After two years in Normal, then KU chancellor Gene Budig asked me to come back to KU and be athletics director. I had a decision to make because I had befriended the chancellor at a university in the Big 10 — which I’ve never identified — and he told me that if I hung on for a few weeks longer he wanted to hire me as the athletic director.

But, coming back to the University of Kansas had more appeal. I took the job in 1987 for a salary of $74,000. My first year back at KU was a busy one. I made a difficult decision to change football coaches and after early negotiations with Earle Bruce, the former Ohio State coach broke down, we hired an upcoming coach from Kent State named Glen Mason.

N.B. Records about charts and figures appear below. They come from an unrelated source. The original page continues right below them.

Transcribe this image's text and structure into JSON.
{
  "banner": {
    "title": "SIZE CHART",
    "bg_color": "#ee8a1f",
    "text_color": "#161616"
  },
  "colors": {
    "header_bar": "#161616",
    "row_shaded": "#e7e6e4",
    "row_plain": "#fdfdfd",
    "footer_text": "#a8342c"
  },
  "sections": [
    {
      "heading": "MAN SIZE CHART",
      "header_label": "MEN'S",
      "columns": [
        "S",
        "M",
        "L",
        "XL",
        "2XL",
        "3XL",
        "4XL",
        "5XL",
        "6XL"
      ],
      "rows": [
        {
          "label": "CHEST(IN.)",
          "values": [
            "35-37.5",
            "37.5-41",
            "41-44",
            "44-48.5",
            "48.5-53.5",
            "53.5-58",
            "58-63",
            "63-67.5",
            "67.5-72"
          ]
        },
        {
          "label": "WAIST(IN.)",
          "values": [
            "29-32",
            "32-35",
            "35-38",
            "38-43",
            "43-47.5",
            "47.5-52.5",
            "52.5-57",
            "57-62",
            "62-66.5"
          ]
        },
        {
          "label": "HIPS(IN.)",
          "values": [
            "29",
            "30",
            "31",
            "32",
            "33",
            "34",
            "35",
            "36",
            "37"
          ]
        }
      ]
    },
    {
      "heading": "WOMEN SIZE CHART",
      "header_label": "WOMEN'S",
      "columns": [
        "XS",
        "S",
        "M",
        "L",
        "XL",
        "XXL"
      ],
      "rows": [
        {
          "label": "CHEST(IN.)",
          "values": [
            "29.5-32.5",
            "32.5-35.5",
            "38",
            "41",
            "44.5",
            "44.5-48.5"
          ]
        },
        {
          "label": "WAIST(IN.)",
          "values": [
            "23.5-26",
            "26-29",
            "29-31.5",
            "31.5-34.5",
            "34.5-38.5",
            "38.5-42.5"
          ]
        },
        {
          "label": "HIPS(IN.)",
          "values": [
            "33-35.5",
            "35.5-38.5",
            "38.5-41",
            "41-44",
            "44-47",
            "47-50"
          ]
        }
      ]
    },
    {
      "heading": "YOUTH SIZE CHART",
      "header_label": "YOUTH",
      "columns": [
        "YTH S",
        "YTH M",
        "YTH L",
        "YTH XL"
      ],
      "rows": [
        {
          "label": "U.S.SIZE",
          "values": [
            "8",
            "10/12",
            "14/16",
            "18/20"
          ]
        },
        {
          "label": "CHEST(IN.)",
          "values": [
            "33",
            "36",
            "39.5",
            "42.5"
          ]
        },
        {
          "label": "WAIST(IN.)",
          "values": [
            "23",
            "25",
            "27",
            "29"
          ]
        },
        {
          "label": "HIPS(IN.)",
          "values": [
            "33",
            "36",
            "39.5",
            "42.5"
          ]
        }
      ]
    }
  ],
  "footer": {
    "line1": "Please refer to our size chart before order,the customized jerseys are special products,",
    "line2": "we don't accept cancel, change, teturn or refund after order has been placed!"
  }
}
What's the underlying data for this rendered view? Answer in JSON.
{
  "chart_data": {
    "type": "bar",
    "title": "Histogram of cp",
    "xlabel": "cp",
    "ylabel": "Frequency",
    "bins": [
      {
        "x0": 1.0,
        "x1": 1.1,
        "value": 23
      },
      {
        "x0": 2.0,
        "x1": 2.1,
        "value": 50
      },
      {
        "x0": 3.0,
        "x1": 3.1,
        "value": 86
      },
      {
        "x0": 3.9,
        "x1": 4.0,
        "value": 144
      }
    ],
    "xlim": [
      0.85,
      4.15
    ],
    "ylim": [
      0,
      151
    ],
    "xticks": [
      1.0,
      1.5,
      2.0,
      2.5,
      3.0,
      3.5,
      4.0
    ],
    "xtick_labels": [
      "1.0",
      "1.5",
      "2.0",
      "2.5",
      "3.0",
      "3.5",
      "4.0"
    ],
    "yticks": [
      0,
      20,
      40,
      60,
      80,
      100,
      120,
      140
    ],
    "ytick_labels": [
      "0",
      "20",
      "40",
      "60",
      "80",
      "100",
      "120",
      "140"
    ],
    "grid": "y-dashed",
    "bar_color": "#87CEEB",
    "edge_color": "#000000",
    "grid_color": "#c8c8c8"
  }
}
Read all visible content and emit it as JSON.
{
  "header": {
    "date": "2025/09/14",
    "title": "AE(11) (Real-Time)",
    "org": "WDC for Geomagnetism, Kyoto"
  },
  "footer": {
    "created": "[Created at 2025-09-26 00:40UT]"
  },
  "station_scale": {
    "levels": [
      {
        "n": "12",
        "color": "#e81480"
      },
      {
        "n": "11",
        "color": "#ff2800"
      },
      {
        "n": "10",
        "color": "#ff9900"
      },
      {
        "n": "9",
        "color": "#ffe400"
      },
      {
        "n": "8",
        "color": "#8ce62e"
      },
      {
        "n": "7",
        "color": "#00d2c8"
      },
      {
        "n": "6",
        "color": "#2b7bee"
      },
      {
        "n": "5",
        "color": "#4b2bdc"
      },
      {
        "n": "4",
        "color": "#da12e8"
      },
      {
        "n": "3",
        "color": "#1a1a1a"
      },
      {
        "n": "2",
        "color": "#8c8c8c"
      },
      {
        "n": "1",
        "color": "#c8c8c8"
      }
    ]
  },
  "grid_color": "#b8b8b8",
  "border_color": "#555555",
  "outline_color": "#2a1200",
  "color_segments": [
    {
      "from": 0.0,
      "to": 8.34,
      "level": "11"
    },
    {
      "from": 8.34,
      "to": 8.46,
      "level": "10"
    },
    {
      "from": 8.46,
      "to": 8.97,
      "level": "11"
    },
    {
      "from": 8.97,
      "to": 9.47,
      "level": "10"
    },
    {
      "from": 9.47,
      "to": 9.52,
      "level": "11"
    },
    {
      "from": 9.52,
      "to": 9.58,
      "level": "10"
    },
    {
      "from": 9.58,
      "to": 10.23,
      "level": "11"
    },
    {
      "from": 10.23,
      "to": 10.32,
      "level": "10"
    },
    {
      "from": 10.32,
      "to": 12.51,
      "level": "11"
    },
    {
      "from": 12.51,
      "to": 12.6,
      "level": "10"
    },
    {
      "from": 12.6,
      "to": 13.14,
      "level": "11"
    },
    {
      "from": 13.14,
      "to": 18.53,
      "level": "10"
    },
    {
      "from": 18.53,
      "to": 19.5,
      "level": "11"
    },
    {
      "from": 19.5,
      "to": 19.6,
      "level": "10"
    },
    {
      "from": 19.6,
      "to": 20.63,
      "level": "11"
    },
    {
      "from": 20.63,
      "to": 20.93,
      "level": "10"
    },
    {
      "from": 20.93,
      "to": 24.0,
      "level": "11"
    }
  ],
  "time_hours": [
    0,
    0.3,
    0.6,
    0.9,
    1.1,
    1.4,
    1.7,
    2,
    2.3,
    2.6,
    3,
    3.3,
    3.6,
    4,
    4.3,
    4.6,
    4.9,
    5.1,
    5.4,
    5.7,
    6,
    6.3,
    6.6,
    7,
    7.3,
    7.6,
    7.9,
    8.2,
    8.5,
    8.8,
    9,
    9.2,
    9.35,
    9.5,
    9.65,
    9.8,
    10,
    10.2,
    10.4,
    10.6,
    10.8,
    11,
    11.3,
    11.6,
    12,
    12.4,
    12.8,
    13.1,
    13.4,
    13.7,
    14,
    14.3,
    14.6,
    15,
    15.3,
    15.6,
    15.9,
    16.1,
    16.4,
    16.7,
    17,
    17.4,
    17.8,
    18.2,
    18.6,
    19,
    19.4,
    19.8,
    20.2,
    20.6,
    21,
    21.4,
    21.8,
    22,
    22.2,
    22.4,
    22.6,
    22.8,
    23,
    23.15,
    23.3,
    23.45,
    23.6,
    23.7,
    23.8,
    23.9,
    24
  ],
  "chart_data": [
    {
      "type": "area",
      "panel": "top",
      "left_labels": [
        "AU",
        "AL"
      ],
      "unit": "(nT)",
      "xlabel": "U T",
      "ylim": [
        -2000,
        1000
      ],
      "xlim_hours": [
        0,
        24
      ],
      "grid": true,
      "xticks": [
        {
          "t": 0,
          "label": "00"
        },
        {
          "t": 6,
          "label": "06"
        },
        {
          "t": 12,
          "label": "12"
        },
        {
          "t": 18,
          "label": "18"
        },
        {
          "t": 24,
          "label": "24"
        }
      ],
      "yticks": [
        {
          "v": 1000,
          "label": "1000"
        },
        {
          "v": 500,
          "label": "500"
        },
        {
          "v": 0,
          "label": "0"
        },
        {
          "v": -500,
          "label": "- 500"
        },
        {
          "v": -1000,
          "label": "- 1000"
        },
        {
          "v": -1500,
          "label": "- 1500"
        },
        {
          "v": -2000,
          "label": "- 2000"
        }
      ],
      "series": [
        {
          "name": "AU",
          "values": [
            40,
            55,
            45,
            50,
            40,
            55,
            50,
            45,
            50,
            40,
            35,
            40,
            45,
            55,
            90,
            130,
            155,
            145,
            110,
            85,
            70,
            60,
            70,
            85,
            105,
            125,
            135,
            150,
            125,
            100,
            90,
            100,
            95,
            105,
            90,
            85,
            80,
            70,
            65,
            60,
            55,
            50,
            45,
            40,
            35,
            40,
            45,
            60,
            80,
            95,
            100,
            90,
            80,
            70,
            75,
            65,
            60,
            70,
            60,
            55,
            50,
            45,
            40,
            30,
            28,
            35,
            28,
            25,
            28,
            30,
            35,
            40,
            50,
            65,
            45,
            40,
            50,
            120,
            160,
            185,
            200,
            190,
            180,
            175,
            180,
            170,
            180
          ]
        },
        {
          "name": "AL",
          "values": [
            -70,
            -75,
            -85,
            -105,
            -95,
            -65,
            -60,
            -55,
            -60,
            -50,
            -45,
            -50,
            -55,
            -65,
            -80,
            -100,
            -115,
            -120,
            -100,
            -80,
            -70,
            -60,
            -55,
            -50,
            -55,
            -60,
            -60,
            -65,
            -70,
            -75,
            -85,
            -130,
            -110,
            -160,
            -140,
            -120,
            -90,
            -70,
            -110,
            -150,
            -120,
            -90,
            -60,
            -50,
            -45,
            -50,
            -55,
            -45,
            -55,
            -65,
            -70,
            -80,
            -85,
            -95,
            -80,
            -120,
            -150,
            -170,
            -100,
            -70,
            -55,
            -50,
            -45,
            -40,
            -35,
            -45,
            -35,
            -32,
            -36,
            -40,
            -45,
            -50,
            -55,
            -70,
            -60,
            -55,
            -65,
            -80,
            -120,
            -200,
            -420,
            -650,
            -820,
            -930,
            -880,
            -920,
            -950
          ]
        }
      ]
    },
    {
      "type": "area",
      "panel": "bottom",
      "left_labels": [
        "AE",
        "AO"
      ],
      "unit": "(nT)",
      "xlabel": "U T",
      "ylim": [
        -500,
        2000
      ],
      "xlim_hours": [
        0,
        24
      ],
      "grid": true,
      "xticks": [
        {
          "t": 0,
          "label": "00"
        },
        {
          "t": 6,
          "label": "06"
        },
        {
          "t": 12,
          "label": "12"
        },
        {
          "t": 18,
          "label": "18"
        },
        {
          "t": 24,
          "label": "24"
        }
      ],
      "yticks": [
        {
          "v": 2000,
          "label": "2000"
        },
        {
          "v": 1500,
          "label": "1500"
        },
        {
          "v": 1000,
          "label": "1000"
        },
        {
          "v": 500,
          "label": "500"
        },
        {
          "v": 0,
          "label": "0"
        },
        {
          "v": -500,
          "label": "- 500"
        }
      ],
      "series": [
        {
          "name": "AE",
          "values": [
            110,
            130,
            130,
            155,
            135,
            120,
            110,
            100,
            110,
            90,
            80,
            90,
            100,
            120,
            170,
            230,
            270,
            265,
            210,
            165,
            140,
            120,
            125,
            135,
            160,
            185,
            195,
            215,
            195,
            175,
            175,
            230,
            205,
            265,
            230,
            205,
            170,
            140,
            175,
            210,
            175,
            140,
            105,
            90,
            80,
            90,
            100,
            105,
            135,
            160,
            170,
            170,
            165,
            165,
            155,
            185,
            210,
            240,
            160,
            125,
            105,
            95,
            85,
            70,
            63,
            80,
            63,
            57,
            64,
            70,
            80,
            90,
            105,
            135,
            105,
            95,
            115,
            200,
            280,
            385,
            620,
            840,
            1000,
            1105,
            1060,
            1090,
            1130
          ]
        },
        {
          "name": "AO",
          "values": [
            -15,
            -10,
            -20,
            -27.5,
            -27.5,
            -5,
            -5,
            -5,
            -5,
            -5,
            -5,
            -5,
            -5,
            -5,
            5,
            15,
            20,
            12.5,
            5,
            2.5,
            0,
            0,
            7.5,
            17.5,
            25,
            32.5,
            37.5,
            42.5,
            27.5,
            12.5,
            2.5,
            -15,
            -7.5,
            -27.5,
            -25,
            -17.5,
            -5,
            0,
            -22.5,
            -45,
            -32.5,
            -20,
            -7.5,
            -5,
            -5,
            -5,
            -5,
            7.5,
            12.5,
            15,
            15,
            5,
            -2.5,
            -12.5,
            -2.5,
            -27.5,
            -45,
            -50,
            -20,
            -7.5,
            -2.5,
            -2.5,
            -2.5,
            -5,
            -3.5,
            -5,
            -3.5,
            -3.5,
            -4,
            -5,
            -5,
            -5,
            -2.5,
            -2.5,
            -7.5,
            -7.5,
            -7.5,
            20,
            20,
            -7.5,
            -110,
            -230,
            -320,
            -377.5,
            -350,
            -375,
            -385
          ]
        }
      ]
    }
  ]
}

Midway through the basketball season we were contemplating the possibility of hosting an NIT game. But the basketball team caught fire and won the 1988 NCAA National Championship and I found myself shaking hands with Ronald Reagan in the Rose Garden in early April. Immediately after the game, the whole episode of Larry Brown going to UCLA dominated our life and keeping Larry continued to be an issue.

Meanwhile, Dick Harp was now on Dean Smith’s staff at North Carolina and he was already in my ear about a young assistant coach there by the name of Roy Williams. This was before we even had an opening.

Finally, coach Brown decided to return to professional basketball. NCAA investigators were on the campus and I had to find someone qualified to absorb the challenges of a storied basketball program, fresh from a national title, but under the dark cloud of serious NCAA sanctions. We went through a long search process and the rest of the story, as they say, is history. We hired that unknown assistant from North Carolina who coach Harp was promoting to be our basketball coach and a short time later faced the jolt of the NCAA penalties.

It was certainly an eventful way to launch my 14-year tenure as athletics director.

I wouldn’t trade those years at KU for anything. I’ve always been amazed at the emotional attachment that people have to the University of Kansas. I’m not sure there is another public university that has such a strong emotional attachment for alumni as this one seems to have. From my observation, it’s tied to both the athletic and academic traditions. I believe they are unique and set us apart from most other public universities.

Walking down the hill for graduation is a memorable experience. Just like going to a basketball game in Allen Fieldhouse or seeing the fans wave the wheat at Memorial Stadium.

People don’t forget about this place. It becomes part of their life forever. It certainly has for me.